Buried In Verona – Circle The Dead

Local five-piece Buried in Verona’s debut album Circle the Dead is a brutal offering. On the whole it is an impressively polished album, full of solid metal/metalcore goodness; genre-politics aside it is sure to cement their place on the thriving Aussie metal scene.

Precision-guided riffs from a twin guitar attack build the melodrama and provide the back-bone for the majority of the tracks. Brett Anderson’s vocals are for the most part ferocious, though a little more melody and variety in their delivery would have kept things more interesting, then again given their ‘metalcore’ tag this is not unexpected. The guitars are kept in line by the thunderous double-kick drums that are unrelenting, descending into the obligatory breakdown sections that will no doubt please kids in the mosh-pit when they play live.

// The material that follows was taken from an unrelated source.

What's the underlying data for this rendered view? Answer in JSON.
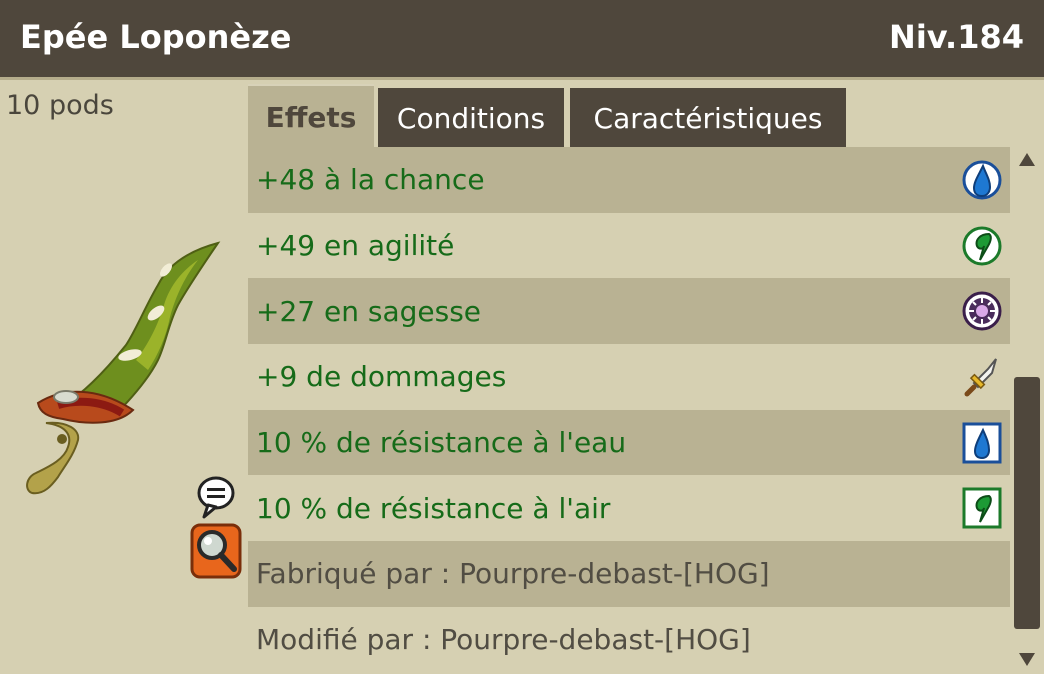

While quirky track names like “Can I Borrow a Feeling” (surely a homage to the pain of The Simpson’s perennial loser Kirk van Houten’s similarly named song) show their sense of humour, the lyrical content doesn’t really inspire, with most tracks following predictable self-pity and angsty themes. But hey, since when was metal supposed to be deep and meaningful? They give fans everything they could hope for: heavy as fuck riffage, screamo vocals and well-thought-out intricate song structures that deliver angry fun across each of the tracks. However, the graphic suicidal CD cover art is a little over the top — perhaps the irony of it all was lost on me.

Standout tracks include the bone-crushing opener, “Five bullet Russian Roulette” and the more commercial sounding “Taken to the Light”. “For Darker Days” channels old Metallica Master of Puppets-esque 80’s thrash, with the guitars demolishing all in their path. While somewhat derivative and predictable at times, Circle the Dead is a slickly produced debut album that will no doubt raise the profile of the young Sydney outfit.